Varieties that adjust the payment range within the agreement period (expiring in December 2024) can determine new payment standards and ranges through supplementary agreements within the original agreement period.
For varieties with newly added indications through renegotiation or supplementary agreements in 2022, the reduction already occurred in the previous round will be deducted when calculating the renewal reduction this year.
From 2025 onwards, the budget for medical insurance fund expenditure will no longer be calculated based on sales revenue of 65%, but on the cost of drugs included in the medical insurance payment range. The threshold for gradient reduction will also increase from 2/10/20/40 billion yuan to 3/15/30/60 billion yuan.
For COVID-19 varieties that exceed the actual expenditure budget of the medical insurance fund, and in the absence of significant market changes, this renewal can be exempted from price reduction after expert certification.
Guosheng Securities stated that in recent years, the Medical Insurance Bureau and innovative pharmaceutical companies have been communicating with each other regarding payment standards. In 2019 and 2020, the reduction in PD-1 was relatively high, and subsequent pharmaceutical companies have continuously provided feedback. Last year, the simplified renewal was introduced, and this year further refinements have been made to the rules.

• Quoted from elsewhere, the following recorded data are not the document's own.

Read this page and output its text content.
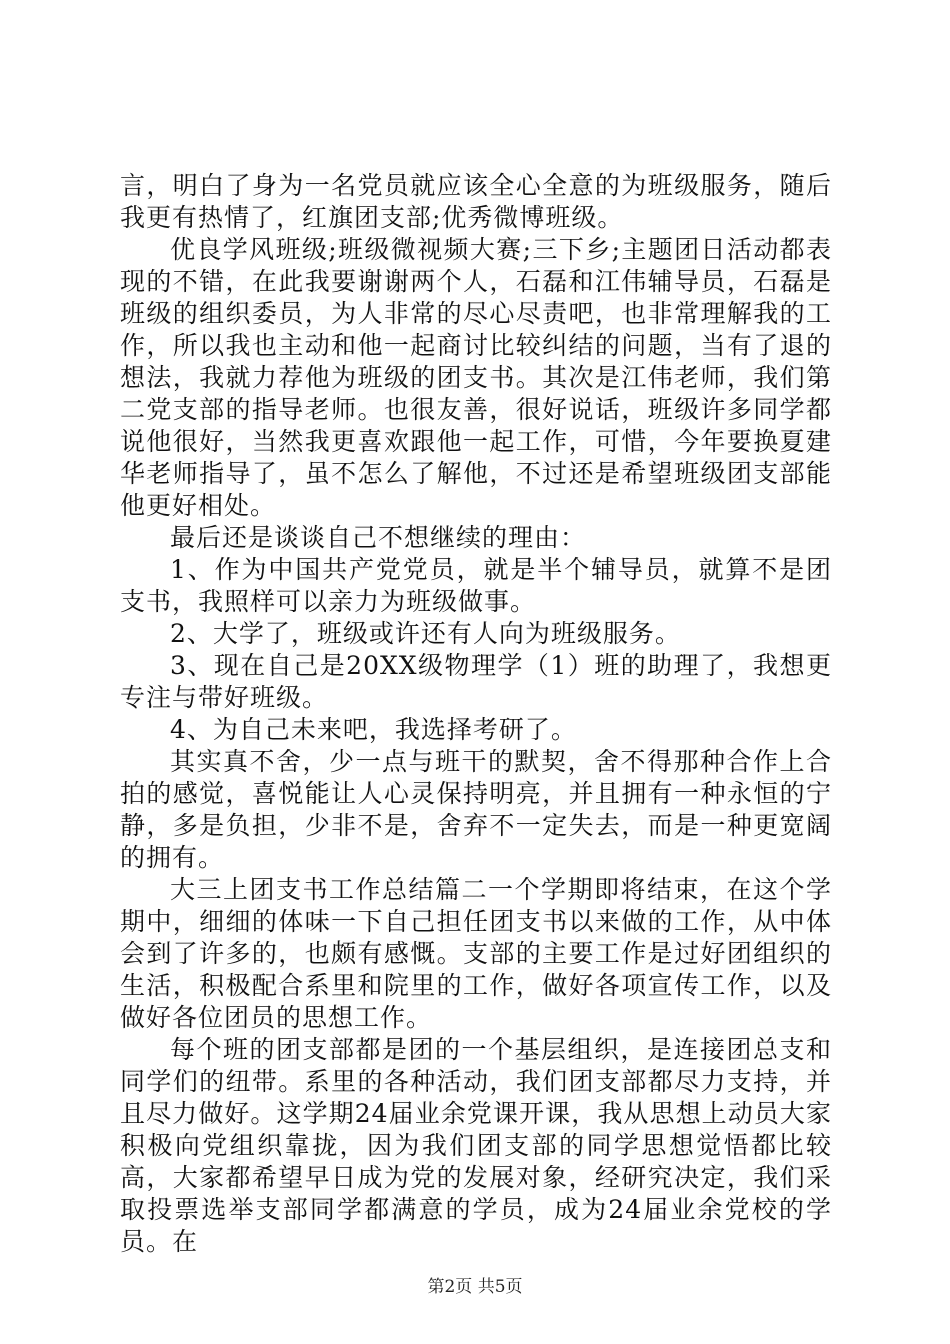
言，明白了身为一名党员就应该全心全意的为班级服务，随后我更有热情了，红旗团支部;优秀微博班级。

优良学风班级;班级微视频大赛;三下乡;主题团日活动都表现的不错，在此我要谢谢两个人，石磊和江伟辅导员，石磊是班级的组织委员，为人非常的尽心尽责吧，也非常理解我的工作，所以我也主动和他一起商讨比较纠结的问题，当有了退的想法，我就力荐他为班级的团支书。其次是江伟老师，我们第二党支部的指导老师。也很友善，很好说话，班级许多同学都说他很好，当然我更喜欢跟他一起工作，可惜，今年要换夏建华老师指导了，虽不怎么了解他，不过还是希望班级团支部能他更好相处。

最后还是谈谈自己不想继续的理由：

1、作为中国共产党党员，就是半个辅导员，就算不是团支书，我照样可以亲力为班级做事。

2、大学了，班级或许还有人向为班级服务。

3、现在自己是20XX级物理学（1）班的助理了，我想更专注与带好班级。

4、为自己未来吧，我选择考研了。

其实真不舍，少一点与班干的默契，舍不得那种合作上合拍的感觉，喜悦能让人心灵保持明亮，并且拥有一种永恒的宁静，多是负担，少非不是，舍弃不一定失去，而是一种更宽阔的拥有。

大三上团支书工作总结篇二一个学期即将结束，在这个学期中，细细的体味一下自己担任团支书以来做的工作，从中体会到了许多的，也颇有感慨。支部的主要工作是过好团组织的生活，积极配合系里和院里的工作，做好各项宣传工作，以及做好各位团员的思想工作。

每个班的团支部都是团的一个基层组织，是连接团总支和同学们的纽带。系里的各种活动，我们团支部都尽力支持，并且尽力做好。这学期24届业余党课开课，我从思想上动员大家积极向党组织靠拢，因为我们团支部的同学思想觉悟都比较高，大家都希望早日成为党的发展对象，经研究决定，我们采取投票选举支部同学都满意的学员，成为24届业余党校的学员。在

第2页 共5页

Guosheng Securities also stated that this simplified renewal has significant benefits for (1) expanding the budget for individual varieties, increasing it from 40 billion to 60 billion; (2) halving the reduction after 4 years; (3) deducting the previous reduction range, reflecting the intention to avoid excessive compression of profits for innovative pharmaceutical companies in the early stages and providing room for secondary innovation cost recovery; (4) inclusion of old varieties over 8 years into the regular catalog.